Lars H: As the author of parsetcl, I thought I should point that out as an alternative. Also I wonder what the proper terminology is for these things are. ptparser merely seems to generate a stream of tokens. parsetcl returns a tree. I think there are different names for these two functions.

For parsing Tcl code in general it isn't sufficient to handle just the basic Tcl syntax rules -- one must also be able to parse strings-as-lists (which is very similar to parsing scripts, but not identical) and expr expressions (which is very different). But perhaps you have solutions to that in other components of your Sugar, SS.

SS: Yes I've to deal with expr, so Sugar have a special parser for it, but it's very simple because all I need to do is to identify command substitutions inside expr's expressions, I don't need to really parse it.
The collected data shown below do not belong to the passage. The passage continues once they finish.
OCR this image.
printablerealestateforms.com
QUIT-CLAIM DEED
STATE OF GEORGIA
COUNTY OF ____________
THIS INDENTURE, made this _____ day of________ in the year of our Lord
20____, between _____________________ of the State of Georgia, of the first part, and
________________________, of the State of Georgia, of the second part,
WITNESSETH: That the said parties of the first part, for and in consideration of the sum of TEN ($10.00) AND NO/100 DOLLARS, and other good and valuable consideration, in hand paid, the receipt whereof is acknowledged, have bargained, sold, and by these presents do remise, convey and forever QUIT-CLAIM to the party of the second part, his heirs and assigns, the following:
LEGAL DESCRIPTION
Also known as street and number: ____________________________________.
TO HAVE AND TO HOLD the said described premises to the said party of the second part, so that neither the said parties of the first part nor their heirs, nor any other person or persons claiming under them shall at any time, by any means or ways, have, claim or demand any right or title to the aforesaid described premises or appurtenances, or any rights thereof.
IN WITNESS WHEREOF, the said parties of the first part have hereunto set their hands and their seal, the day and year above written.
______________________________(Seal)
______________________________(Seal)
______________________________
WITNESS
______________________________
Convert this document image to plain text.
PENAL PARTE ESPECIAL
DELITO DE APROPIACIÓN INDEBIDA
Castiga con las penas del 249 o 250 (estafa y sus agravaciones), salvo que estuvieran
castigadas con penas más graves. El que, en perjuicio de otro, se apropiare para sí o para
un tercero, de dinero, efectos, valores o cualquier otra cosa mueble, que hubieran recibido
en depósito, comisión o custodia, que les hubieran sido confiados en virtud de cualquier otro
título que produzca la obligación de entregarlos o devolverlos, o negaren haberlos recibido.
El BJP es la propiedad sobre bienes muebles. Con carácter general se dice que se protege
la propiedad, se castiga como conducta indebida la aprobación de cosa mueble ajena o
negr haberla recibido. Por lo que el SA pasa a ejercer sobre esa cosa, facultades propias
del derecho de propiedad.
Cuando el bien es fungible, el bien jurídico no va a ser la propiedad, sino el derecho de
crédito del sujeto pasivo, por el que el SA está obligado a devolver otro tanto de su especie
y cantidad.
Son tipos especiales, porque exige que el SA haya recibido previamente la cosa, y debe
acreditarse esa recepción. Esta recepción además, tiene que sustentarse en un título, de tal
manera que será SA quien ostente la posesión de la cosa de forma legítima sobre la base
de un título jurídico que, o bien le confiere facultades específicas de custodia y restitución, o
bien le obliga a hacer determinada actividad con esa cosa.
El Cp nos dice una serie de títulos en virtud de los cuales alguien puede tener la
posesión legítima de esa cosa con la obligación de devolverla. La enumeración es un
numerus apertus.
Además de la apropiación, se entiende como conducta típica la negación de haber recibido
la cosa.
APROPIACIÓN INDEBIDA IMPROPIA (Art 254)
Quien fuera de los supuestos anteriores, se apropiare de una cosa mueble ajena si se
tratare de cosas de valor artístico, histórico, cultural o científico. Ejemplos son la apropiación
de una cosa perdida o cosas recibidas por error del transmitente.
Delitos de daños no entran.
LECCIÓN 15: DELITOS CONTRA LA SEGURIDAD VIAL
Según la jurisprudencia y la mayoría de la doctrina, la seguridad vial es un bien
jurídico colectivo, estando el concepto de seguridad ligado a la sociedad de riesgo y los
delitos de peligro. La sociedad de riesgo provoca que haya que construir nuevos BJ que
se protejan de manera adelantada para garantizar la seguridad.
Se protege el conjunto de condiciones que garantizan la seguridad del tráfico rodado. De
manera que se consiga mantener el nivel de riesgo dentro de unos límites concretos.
About lists, because the parser is in Tcl, and Tcl can parse Tcl list, why to add this inside the parser? A final bit, to turn etparser in a parser that returns a tree is very simple, but I think that's also useless, because you don't know what's a script and what's a string in Tcl just locking at the source (and should not be assumed from the name of the command *inside* the parser), my feeling is that a decent solution is that the parser's user will call the parser recursively against arguments that are belived to be scripts. That's how Sugar works, and why it is able to expand commands at any deepth inside a Tcl script.

Lars H: I was aiming at cross-referencing code rather than transforming it, which leads to slightly different needs -- in particular making it necessary to keep track of character positions relative to the original chunk of text. The built-in list parser doesn't keep track of that, and some Tcl commands have arguments that are lists. In particular (one form of) switch has an argument that is a list whose elements may be scripts ... But you have probably noticed that already. About trees: There are many other things than strings that are scripts which give rise to a tree structure. Consider

  list [set a] "xxx $Arr(yyy,$z,[www $u "x \n"]) sss!"

Quite a lot of the height of trees come from the ways in which substitutions can be nested, and that is part of the core Tcl syntax.

SS: Yes, I agree, the transformation have different needs. Actually you are right about switch: I'm using Tcl list commands to access the second form that can be used with this command, and it's the only sugar macro that breaks the indentation of the original code, for all the rest being etpaser able to return all the blank spaces, it's possible to take the indentation unaltered. In fact, I may rewrite the switch macro in order to use the parser itself to get every element of the list: for the first level of the list this should work anyway. And again from the different needs of the transformation there is the *need* to get every token that is a single argument as a single entity, even if contains any kind of command/variable expansion. that's why in my case to get "xxx $Arr(yyy,$z,[www $u "x \n"]) sss!" as a single argument is actually a goal: a trivial macro called [first] will receive one argument in all the cases, and will just use it to expand to [lindex <this-argument> 0].

Btw, the parser above *is* actually able to parse all this, because it was used for a different goal previously. As you can see the substCmd and substVar procedures are there for this and in this version of the parser are just returing what they parse for concatenation with the rest of the token. They will not stay longer without to be used because I'll probably add 'varmacro' macro type to sugar that will be called for every single variable expansion in the code, as plain arguments, inside "", interpolated together other commands/vars, and so on.


SS: Final note: expr syntax is not part of the Tcl syntax. It is important to support it because core commands implicitly call expr, and expr itself is the way to do math in Tcl (waiting for TIP174...), but should not be *formally* considered part of the Tcl syntax.